Enfin, certains (notamment les Russes Berdiaeff et Herzen) font justement remarquer que la croyance en un Progrès continu et nécessaire oblitère la valeur de toutes les générations qui nous ont précédés, mais aussi de nous-mêmes par rapport à celles qui nous succéderont et qui seront, forcément, meilleures. Ne procédons dès lors pas de même en dévalorisant sans nuances nos ancêtres qui ont cru au Progrès… Du passé ne faisons plus « table rase ».

Mort ou métamorphose du Progrès ?

La question centrale devient par conséquent pour Taguieff : assistons-nous à la mort du progrès ou seulement à l’effacement d’une certaine conception du progrès ? Ne faut-il pas, par conséquent, refonder l’idée de progrès en intégrant la fin de son utopie ?

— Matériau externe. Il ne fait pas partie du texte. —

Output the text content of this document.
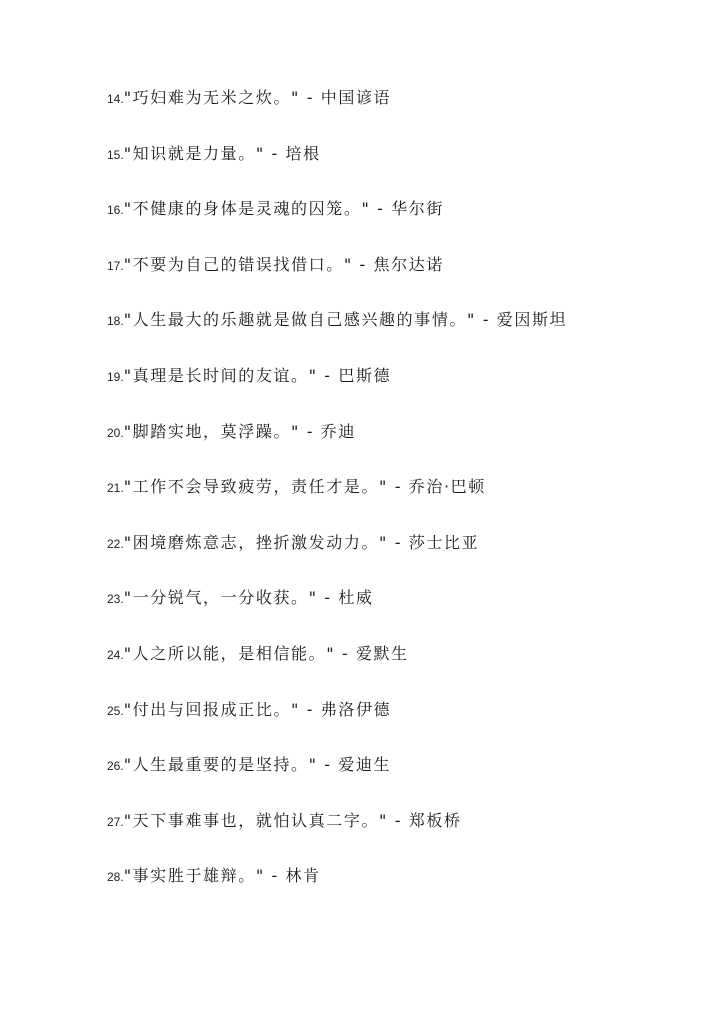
14."巧妇难为无米之炊。" - 中国谚语
15."知识就是力量。" - 培根
16."不健康的身体是灵魂的囚笼。" - 华尔街
17."不要为自己的错误找借口。" - 焦尔达诺
18."人生最大的乐趣就是做自己感兴趣的事情。" - 爱因斯坦
19."真理是长时间的友谊。" - 巴斯德
20."脚踏实地，莫浮躁。" - 乔迪
21."工作不会导致疲劳，责任才是。" - 乔治·巴顿
22."困境磨炼意志，挫折激发动力。" - 莎士比亚
23."一分锐气，一分收获。" - 杜威
24."人之所以能，是相信能。" - 爱默生
25."付出与回报成正比。" - 弗洛伊德
26."人生最重要的是坚持。" - 爱迪生
27."天下事难事也，就怕认真二字。" - 郑板桥
28."事实胜于雄辩。" - 林肯
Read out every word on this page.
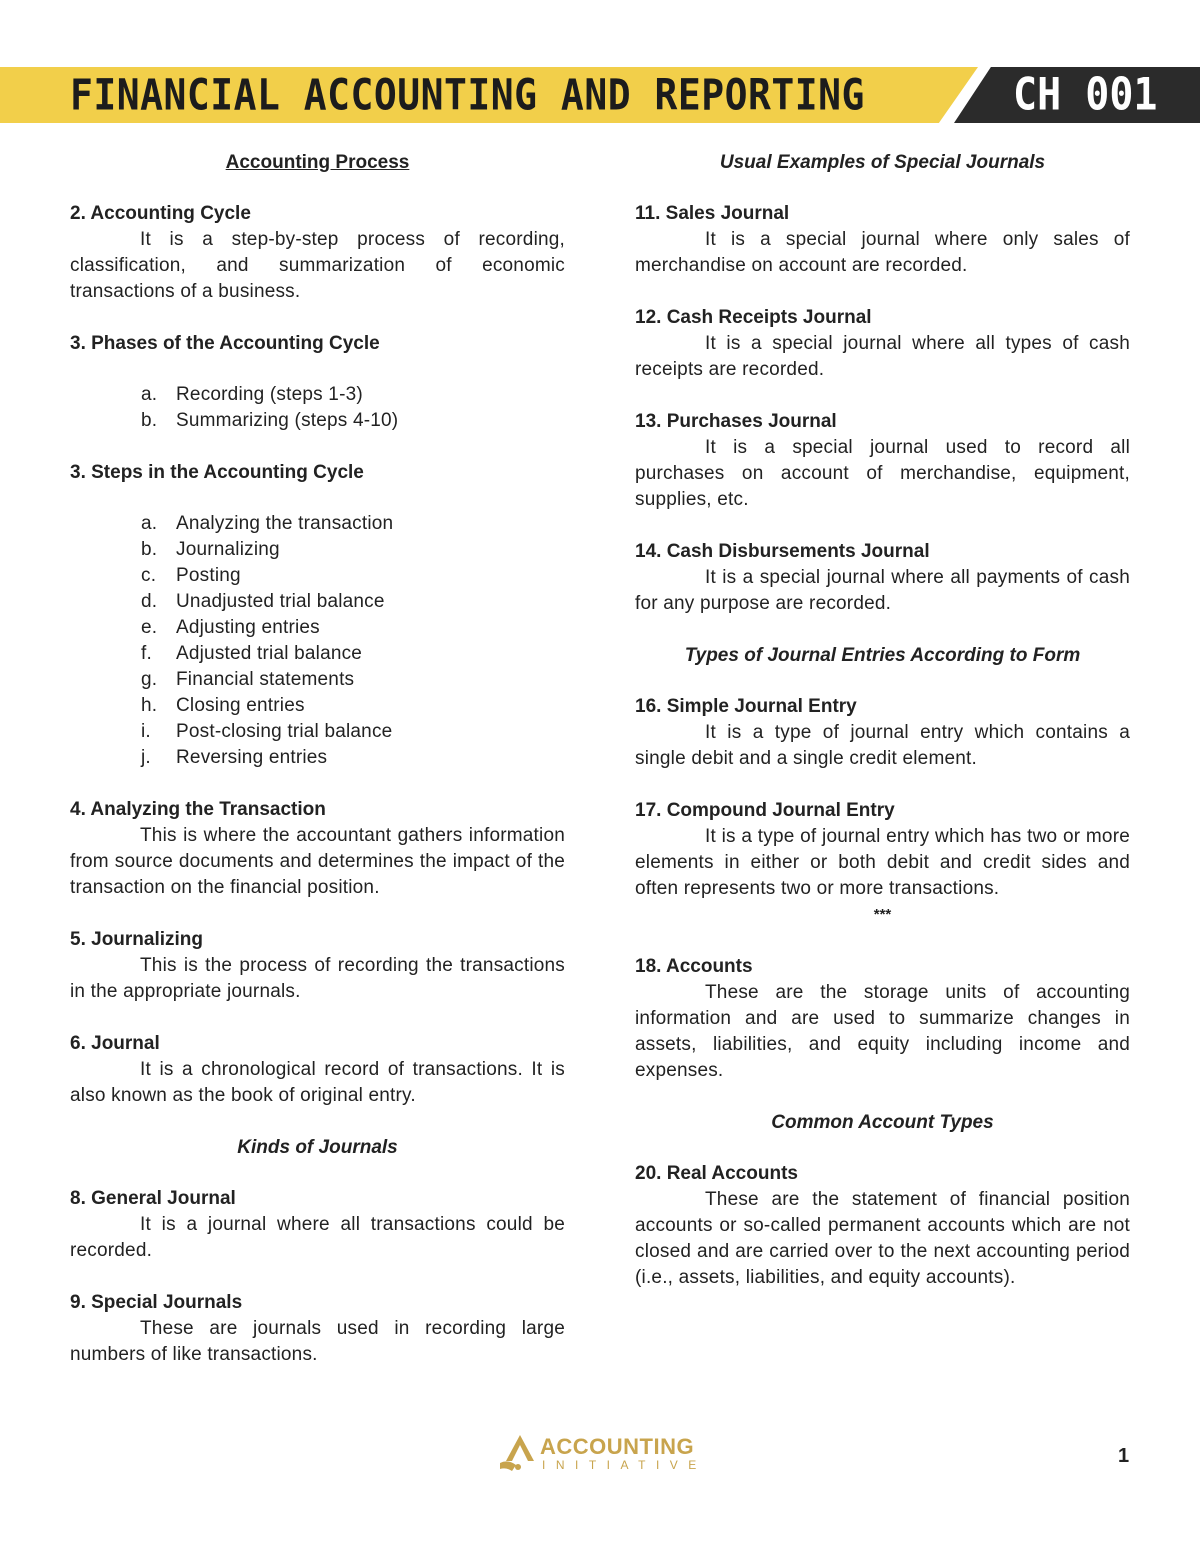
FINANCIAL ACCOUNTING AND REPORTING	CH 001
Accounting Process
2. Accounting Cycle
It is a step-by-step process of recording, classification, and summarization of economic transactions of a business.
3. Phases of the Accounting Cycle
a. Recording (steps 1-3)
b. Summarizing (steps 4-10)
3. Steps in the Accounting Cycle
a. Analyzing the transaction
b. Journalizing
c.	Posting
d. Unadjusted trial balance
e. Adjusting entries
f.	Adjusted trial balance
g. Financial statements
h. Closing entries
i.	Post-closing trial balance
j.	Reversing entries
4. Analyzing the Transaction
This is where the accountant gathers information from source documents and determines the impact of the transaction on the financial position.
5. Journalizing
This is the process of recording the transactions in the appropriate journals.
6. Journal
It is a chronological record of transactions. It is also known as the book of original entry.
Kinds of Journals
8. General Journal
It is a journal where all transactions could be recorded.
9. Special Journals
These are journals used in recording large numbers of like transactions.
Usual Examples of Special Journals
11. Sales Journal
It is a special journal where only sales of merchandise on account are recorded.
12. Cash Receipts Journal
It is a special journal where all types of cash receipts are recorded.
13. Purchases Journal
It is a special journal used to record all purchases on account of merchandise, equipment, supplies, etc.
14. Cash Disbursements Journal
It is a special journal where all payments of cash for any purpose are recorded.
Types of Journal Entries According to Form
16. Simple Journal Entry
It is a type of journal entry which contains a single debit and a single credit element.
17. Compound Journal Entry
It is a type of journal entry which has two or more elements in either or both debit and credit sides and often represents two or more transactions.
***
18. Accounts
These are the storage units of accounting information and are used to summarize changes in assets, liabilities, and equity including income and expenses.
Common Account Types
20. Real Accounts
These are the statement of financial position accounts or so-called permanent accounts which are not closed and are carried over to the next accounting period (i.e., assets, liabilities, and equity accounts).
ACCOUNTING
INITIATIVE	1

Ce qui semble mort, du moins chez les « élites cultivées en Occident », c’est en effet la croyance dans la religion d’un Progrès global, unitaire et fatal, c’est-à-dire d’un mouvement nécessaire et inéluctable, mais aussi d’un lien de cause à effet entre le développement du savoir scientifique, du pouvoir technique et de l’amélioration sociale, morale et spirituelle de l’homme. Mais ceci ne veut pas dire que « la page du progrès est définitivement tournée », mais bien qu’il repose plus que jamais sur notre volonté, notre liberté et notre travail. De plus, l’enchaînement du progrès dans les différents ordres étant découplé, une vigilance quant aux effets humains, sociaux et environnementaux du développement techno-scientifique s’impose. Il s’agit donc plutôt, selon la terminologie de Taguieff, de « meliorisme » (améliorer les choses) que de « progressisme ».

Face à l’avenir que nous devons construire modestement, en le maîtrisant le moins mal possible, nous sommes désormais seuls, sans le secours d’un Progrès providentiel. Rien n’est plus certain : ni le pire ni le meilleur.